Tras una serie de cortos Gobiernos provisionales, en 1990 Jean-Bertrand Aristide fue elegido como el primer presidente democrático del país, pero no tardó en ser derrocado por un golpe militar, al que siguieron años de represión que llevaron a miles de personas a huir a Estados Unidos.
Llegada de la ONU
Ahí arranca la era moderna de intervención internacional en Haití, cuando Estados Unidos, con el respaldo del Consejo de Seguridad de la ONU, lideró el envío de una fuerza con más de 20,000 efectivos al país para reponer a Aristide y supervisar la vuelta a la democracia.
A partir de entonces el futuro de Haití quedó estrechamente ligado a Naciones Unidas, que permaneció sobre el terreno con sucesivas misiones de paz, la más conocida de ellas la Minustah, creada en el 2004 tras un nuevo conflicto y la salida de Aristide, que había sido reelegido cuatro años antes.
Con miles de “cascos azules”, muchos latinoamericanos, la ONU buscó estabilizar de una vez por todas el país, pero la situación política continuó siendo extremadamente volátil y la pobreza generalizada.
En ese sentido, Weiss destaca que, a pesar de los distintos enfoques internacionales a lo largo de la historia -desde sanciones, a intervenciones militares pasando por fuerzas de paz y asistencia humanitaria-, el resultado “ha sido básicamente el mismo”, con un país marcado por la violencia y el mal Gobierno.
El cólera
Un devastador terremoto en el 2010 hundió nuevamente a Haití, dejando unos 300,000 muertos y 1.5 millones de afectados y, para colmo, las tropas de Naciones Unidas introdujeron en el país un brote de cólera que terminó por causar al menos 10,000 muertes y que dejó por los suelos la imagen de la organización entre los haitianos.

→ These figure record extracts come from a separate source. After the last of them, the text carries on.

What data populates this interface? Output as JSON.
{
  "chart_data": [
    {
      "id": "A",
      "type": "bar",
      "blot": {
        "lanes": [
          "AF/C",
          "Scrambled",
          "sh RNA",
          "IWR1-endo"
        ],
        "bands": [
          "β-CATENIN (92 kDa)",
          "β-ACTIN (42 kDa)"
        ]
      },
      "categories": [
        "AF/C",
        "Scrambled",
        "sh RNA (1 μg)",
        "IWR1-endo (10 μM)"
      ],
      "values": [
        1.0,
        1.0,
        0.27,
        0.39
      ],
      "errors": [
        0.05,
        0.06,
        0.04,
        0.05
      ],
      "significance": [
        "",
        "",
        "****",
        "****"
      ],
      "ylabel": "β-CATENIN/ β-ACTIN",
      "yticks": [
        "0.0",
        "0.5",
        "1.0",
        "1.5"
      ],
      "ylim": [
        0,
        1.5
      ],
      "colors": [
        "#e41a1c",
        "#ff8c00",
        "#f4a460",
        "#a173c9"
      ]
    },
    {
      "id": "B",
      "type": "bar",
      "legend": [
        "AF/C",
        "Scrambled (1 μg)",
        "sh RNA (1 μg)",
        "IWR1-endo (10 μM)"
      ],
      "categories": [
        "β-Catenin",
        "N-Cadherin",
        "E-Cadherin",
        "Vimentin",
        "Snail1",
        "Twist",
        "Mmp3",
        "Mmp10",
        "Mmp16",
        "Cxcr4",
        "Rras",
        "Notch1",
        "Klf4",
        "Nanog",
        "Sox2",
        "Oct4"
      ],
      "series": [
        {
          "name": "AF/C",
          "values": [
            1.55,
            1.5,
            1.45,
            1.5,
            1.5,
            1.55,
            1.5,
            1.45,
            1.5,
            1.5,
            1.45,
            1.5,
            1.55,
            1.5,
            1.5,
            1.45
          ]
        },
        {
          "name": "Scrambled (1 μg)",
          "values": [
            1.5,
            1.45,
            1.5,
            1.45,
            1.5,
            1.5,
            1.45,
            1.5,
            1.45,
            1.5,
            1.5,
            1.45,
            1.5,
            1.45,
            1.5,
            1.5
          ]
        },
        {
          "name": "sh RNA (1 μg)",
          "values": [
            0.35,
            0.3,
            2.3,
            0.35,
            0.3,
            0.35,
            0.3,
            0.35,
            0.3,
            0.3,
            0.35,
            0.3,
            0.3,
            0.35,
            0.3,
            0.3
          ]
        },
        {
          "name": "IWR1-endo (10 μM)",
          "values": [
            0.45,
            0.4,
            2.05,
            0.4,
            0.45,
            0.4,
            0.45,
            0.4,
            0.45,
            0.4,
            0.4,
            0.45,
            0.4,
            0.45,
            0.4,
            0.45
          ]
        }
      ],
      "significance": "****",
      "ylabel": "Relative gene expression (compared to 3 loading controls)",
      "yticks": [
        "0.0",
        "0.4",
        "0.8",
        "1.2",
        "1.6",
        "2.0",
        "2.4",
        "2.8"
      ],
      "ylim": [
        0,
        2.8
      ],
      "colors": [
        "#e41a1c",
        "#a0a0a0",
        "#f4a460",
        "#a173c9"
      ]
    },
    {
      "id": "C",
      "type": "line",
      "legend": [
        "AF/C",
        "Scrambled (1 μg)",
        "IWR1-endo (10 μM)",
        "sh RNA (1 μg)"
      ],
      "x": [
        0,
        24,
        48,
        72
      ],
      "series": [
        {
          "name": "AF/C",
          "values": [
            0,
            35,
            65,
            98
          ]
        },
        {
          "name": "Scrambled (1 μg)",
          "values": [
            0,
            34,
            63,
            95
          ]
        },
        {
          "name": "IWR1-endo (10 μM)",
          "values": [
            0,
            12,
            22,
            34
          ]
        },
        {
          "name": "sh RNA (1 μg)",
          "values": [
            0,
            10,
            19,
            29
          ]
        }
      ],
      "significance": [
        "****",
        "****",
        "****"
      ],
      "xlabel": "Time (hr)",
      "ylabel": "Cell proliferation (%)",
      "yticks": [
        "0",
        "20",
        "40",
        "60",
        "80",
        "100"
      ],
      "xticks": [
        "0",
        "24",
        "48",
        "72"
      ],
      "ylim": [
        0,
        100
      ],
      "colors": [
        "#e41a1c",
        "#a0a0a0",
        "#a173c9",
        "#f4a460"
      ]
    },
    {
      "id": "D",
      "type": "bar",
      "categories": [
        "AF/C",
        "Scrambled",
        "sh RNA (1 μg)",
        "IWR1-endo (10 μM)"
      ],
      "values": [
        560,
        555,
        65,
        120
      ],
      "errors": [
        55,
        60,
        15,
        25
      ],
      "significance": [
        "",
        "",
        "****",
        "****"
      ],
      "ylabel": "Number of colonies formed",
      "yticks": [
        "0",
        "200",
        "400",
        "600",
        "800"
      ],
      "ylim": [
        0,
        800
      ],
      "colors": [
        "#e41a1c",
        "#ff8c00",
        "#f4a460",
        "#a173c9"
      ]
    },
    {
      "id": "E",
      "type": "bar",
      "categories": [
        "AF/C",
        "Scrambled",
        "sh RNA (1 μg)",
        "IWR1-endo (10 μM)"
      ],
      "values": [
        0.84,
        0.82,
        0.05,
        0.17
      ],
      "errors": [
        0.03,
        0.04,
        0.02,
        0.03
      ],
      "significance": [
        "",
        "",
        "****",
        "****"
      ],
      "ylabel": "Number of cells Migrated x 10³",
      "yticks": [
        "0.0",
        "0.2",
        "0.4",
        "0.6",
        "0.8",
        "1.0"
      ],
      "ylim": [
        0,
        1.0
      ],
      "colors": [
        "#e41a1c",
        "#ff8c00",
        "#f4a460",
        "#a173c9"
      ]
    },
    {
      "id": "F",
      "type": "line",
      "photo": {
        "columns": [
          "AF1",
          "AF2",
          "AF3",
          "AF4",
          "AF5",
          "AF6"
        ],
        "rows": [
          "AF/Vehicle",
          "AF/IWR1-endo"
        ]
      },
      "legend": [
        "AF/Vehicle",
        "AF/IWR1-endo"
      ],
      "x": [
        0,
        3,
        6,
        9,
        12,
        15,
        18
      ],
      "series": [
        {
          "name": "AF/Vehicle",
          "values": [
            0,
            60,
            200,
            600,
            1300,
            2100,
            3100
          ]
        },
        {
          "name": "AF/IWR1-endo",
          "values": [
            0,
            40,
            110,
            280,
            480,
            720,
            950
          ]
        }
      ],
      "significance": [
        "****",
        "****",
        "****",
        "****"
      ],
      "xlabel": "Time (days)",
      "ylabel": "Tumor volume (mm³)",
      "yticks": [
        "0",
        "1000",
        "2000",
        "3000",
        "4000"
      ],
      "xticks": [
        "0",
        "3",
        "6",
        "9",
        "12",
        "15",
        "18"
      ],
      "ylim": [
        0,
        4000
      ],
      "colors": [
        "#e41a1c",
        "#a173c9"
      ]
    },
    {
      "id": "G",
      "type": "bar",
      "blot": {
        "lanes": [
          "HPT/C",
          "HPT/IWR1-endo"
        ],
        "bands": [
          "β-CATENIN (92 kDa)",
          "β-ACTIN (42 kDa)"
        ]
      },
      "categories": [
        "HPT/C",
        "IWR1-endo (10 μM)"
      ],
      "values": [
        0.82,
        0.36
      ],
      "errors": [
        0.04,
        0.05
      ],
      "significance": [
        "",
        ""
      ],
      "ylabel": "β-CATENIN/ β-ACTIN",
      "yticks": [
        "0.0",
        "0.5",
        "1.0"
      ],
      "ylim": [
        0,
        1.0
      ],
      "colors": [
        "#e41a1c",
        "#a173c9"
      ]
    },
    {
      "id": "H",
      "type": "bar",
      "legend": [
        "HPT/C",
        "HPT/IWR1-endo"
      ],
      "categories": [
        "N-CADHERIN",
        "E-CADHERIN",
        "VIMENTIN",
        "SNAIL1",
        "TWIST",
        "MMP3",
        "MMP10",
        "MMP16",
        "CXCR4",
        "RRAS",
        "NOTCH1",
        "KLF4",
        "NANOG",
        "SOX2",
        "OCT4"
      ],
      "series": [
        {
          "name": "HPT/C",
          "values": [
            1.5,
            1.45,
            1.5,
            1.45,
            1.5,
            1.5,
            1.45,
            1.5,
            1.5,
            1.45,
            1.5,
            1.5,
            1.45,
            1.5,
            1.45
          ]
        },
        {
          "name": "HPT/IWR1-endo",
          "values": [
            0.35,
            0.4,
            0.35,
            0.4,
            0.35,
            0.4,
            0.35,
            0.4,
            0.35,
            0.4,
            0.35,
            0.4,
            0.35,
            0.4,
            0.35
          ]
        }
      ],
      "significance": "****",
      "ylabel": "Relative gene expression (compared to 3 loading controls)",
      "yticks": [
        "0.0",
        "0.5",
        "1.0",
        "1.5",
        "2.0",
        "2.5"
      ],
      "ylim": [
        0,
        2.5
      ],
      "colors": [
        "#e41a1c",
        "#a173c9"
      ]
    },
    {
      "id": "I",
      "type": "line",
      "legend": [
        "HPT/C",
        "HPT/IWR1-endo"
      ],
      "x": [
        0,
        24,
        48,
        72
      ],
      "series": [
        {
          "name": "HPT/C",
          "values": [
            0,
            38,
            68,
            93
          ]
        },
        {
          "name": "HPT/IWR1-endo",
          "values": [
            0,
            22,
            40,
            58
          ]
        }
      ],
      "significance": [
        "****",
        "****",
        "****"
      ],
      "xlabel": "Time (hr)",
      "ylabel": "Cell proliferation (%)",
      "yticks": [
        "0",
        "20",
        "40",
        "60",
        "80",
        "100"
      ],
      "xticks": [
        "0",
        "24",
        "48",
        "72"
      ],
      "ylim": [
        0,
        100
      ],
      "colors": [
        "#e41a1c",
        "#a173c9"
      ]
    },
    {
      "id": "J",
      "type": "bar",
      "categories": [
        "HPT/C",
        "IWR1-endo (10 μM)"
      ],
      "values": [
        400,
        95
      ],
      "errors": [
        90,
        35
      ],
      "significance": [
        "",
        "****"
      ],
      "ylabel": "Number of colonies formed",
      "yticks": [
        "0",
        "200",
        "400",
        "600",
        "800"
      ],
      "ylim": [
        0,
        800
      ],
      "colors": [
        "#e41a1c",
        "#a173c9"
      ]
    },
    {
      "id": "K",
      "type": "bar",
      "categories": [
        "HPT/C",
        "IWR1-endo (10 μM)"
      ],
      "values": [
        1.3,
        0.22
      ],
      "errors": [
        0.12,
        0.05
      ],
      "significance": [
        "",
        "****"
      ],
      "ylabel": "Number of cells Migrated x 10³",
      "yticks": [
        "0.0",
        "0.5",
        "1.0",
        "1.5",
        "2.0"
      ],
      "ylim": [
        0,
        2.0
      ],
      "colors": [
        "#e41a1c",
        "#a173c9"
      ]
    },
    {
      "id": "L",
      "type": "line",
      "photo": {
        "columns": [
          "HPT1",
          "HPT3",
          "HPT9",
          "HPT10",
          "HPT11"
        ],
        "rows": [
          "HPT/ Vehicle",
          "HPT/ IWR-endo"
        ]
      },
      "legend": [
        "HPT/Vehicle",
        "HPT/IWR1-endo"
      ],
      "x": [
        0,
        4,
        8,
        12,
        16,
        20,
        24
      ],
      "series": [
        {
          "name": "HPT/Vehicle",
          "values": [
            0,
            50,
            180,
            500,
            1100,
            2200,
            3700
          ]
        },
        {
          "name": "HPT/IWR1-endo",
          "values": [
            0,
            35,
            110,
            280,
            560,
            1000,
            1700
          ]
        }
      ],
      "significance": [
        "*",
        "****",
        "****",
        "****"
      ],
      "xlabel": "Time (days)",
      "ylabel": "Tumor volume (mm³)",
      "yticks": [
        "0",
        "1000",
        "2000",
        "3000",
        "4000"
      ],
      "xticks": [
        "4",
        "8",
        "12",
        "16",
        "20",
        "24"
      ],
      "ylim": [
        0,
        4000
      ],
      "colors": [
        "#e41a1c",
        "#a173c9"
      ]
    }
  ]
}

Más cuando durante años la organización se negó a reconocer cualquier responsabilidad, hasta que en el 2016 su entonces secretario general, Ban Ki-moon, pidió perdón por lo ocurrido, una vez garantizado que la inmunidad de las fuerzas internacionales salvaguardaba a la ONU de tener que pagar indemnizaciones.
A pesar de que la organización se comprometió a recabar apoyo para las víctimas, un informe hecho público el año pasado por expertos independientes de la ONU denunciaba que no ha habido ninguna compensación y que los proyectos de ayuda, con muy poca financiación, han sido prácticamente simbólicos.
“A pesar de buscar inicialmente US$ 400 millones para dos años, la ONU ha recabado únicamente US$ 20.5 millones en cerca de tres años y ha gastado unos patéticos US$ 3.2 millones. Esto es algo profundamente decepcionante tras la pérdida de 10,000 vidas”, señalaban.
Tras trece años, Naciones Unidas puso fin a la Minustah en el 2017, asegurando que el país estaba preparado para hacerse cargo de su propia situación.
Entonces, la que era su máxima responsable, Sandra Honoré, aseguraba que Haití era ya un país “muy diferente” y que poco tenía que ver con el lugar de “inestabilidad”, “violencia política generalizada” e impunidad “cotidiana” que la misión se había encontrado a su llegada.
A la Minustah la sucedió otra misión mucho más reducida, que se retiró finalmente en el 2019, ya con el país inmerso en otra profunda crisis política, con manifestaciones multitudinarias contra Moise, que derivaron a menudo en saqueos, violencia y muertes.
Esa salida significó un claro paso atrás en Haití por parte de la ONU, que hoy apenas tiene allí a 1,200 empleados, menos de 200 de ellos internacionales.